The money would be divided on a population basis, so each senator should get about $130,000 to spend, and each representative should get about $50,000. Although lawmakers already can include spending items in the budget for their home districts, if they have the clout, this fund would let them all hand out checks throughout the year.
▪ Clean water and wastewater projects in each county that would be paid for with $350 million in federal American Rescue Plan Act funds. Also, $312 million more in ARPA money would go to the state’s unemployment insurance fund to return it to pre-pandemic funding levels.
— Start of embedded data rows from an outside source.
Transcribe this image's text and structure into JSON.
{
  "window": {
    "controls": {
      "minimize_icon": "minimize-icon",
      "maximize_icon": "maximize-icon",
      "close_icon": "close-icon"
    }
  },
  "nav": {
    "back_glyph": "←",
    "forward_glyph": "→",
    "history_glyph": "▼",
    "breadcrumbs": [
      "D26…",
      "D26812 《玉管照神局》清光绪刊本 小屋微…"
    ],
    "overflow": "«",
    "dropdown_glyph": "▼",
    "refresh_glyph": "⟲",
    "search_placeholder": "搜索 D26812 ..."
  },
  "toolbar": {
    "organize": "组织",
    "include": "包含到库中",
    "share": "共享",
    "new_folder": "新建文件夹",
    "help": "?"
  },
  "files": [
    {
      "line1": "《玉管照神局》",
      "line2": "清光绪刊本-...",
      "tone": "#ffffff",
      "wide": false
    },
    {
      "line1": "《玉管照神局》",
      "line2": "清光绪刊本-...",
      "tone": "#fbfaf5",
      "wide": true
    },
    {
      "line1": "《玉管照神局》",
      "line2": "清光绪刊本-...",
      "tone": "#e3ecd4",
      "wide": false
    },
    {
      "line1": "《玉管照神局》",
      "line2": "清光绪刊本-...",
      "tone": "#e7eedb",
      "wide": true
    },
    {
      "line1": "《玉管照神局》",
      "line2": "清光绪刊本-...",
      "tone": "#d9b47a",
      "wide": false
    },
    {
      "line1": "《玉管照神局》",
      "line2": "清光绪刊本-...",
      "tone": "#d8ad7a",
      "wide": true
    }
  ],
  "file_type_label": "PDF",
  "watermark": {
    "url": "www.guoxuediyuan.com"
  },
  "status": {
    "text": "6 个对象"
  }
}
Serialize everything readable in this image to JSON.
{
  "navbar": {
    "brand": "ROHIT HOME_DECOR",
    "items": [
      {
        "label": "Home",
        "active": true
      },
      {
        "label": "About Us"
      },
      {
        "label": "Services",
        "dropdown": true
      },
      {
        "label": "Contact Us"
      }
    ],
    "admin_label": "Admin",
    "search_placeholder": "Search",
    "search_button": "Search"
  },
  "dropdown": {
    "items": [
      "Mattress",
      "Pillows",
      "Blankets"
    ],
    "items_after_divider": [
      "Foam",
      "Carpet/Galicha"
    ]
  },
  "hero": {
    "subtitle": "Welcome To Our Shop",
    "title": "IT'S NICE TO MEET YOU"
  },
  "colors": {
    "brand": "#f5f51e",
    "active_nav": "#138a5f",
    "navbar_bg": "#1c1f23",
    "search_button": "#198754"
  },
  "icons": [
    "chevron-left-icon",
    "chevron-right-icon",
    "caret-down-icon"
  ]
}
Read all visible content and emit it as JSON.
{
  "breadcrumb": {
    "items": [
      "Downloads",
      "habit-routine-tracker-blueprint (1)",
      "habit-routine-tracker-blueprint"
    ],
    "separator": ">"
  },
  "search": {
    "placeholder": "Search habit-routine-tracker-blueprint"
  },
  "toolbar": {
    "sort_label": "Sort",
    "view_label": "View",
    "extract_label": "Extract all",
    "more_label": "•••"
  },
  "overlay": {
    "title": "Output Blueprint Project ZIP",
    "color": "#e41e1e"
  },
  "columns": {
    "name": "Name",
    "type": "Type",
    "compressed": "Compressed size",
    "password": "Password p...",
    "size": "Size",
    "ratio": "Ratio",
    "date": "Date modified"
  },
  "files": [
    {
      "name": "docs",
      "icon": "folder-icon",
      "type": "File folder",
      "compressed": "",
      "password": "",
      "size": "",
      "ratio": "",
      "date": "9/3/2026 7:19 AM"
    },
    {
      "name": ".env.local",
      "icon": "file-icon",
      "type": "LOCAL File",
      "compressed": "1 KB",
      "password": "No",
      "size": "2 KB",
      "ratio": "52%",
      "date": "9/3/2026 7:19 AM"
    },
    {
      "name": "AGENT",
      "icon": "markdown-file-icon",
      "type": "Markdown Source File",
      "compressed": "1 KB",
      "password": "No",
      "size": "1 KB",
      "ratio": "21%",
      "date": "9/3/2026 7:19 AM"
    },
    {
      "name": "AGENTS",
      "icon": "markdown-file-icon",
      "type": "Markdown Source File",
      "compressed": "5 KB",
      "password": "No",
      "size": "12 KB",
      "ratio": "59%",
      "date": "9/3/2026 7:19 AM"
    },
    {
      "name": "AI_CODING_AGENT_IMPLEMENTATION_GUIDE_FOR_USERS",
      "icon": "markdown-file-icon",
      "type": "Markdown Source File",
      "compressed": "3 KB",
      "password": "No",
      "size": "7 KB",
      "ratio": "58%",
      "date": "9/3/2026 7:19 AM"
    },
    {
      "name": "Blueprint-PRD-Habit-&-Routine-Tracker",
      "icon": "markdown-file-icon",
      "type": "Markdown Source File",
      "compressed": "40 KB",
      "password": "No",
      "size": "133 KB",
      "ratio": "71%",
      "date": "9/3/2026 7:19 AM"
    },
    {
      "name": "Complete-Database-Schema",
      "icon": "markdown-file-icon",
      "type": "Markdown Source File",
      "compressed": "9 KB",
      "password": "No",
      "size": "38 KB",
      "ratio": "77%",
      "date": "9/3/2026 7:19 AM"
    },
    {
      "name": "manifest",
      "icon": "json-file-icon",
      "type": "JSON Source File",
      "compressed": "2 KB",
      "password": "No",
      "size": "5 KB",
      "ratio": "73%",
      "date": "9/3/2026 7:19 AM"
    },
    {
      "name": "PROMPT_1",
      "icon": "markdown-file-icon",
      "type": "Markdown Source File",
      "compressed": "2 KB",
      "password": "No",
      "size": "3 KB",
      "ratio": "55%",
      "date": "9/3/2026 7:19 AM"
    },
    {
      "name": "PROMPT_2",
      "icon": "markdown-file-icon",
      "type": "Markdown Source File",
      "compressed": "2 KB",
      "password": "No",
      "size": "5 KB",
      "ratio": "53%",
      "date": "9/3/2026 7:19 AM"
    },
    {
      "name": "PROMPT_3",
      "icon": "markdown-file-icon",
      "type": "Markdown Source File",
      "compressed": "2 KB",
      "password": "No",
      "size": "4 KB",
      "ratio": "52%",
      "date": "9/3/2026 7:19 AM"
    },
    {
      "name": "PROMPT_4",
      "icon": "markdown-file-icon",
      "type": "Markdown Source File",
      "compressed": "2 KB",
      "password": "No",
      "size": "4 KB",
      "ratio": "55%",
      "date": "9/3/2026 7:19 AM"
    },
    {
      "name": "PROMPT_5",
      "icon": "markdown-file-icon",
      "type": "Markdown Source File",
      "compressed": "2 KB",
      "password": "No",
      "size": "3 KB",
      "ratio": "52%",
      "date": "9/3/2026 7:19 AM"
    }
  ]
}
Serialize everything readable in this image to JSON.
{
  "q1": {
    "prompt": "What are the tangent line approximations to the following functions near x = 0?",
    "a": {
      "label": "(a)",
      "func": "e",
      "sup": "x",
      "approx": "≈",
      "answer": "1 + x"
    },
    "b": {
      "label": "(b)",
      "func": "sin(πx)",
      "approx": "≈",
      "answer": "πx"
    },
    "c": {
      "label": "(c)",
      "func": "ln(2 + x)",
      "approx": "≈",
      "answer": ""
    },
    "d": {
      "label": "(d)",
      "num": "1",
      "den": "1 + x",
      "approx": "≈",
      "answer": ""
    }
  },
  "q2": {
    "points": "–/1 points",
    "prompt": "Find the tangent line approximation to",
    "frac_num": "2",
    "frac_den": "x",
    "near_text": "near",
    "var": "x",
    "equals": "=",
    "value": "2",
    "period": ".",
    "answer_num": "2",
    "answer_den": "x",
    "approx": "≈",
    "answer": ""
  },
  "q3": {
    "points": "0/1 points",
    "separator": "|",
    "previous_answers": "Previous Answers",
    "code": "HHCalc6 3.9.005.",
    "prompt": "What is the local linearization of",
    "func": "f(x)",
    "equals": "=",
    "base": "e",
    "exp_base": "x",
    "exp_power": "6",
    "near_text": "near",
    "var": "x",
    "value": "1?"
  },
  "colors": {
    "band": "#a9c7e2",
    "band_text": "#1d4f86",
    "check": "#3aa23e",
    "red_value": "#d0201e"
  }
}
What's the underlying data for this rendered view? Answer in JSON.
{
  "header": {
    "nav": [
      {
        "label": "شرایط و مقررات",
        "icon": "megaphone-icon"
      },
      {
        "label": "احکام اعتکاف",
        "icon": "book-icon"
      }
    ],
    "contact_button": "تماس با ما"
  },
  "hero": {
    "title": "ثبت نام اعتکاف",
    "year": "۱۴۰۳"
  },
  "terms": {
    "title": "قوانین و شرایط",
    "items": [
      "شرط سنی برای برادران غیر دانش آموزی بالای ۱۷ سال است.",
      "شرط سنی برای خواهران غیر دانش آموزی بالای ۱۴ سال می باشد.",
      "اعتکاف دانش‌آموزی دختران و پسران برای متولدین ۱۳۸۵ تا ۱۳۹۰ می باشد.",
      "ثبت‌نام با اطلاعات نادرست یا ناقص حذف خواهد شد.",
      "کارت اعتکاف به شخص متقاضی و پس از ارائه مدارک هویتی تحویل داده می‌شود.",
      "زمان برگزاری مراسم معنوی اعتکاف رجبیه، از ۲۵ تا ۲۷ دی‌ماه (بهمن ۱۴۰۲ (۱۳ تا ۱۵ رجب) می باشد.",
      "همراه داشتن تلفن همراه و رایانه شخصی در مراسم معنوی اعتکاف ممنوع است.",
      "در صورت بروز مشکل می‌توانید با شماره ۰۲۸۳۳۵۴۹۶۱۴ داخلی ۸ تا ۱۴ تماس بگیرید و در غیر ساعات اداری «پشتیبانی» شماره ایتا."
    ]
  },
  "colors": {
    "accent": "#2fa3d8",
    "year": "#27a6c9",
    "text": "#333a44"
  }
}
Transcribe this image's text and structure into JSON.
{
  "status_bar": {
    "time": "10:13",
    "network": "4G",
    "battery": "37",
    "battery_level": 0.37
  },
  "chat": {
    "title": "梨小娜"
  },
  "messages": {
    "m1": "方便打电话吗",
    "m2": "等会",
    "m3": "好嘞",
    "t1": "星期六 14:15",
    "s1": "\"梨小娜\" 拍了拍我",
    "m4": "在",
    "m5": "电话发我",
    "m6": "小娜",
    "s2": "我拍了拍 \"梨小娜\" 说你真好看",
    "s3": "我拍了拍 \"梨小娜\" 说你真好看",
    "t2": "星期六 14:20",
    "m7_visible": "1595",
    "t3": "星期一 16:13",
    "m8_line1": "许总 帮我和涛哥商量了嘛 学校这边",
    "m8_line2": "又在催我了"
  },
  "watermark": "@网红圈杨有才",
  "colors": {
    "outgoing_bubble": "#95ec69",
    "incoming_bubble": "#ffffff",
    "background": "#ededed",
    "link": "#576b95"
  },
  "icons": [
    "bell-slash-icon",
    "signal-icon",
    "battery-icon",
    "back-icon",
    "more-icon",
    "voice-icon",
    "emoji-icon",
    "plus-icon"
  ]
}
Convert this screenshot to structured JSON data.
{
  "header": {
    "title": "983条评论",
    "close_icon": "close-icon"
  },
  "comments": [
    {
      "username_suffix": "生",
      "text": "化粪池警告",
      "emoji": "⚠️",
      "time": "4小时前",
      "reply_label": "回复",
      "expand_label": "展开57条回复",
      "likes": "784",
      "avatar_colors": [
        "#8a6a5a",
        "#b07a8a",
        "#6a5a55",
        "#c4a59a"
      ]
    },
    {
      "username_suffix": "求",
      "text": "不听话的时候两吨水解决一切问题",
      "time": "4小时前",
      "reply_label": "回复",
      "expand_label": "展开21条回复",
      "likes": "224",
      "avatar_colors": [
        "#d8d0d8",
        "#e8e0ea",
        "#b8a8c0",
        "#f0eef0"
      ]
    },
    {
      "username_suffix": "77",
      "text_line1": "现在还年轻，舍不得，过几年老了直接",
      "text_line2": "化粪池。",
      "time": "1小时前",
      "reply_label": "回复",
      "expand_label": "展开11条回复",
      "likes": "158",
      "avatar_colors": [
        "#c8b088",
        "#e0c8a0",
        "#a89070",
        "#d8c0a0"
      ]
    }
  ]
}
▪ Just under $13 million a year to increase the state’s daily payment to local jails for each state prisoner they hold, taking it up to $35.34. To avoid building more prisons, the Kentucky Department of Corrections long has relied on local jails — even those that are dangerously overcrowded — to house thousands of state inmates serving felony sentences.
▪ $372 million for this fiscal year and the next two fiscal years to increase the state’s reimbursement to nursing homes, using state and federal funds. The nursing home industry says it has struggled financially since the start of the COVID-19 pandemic in March 2020.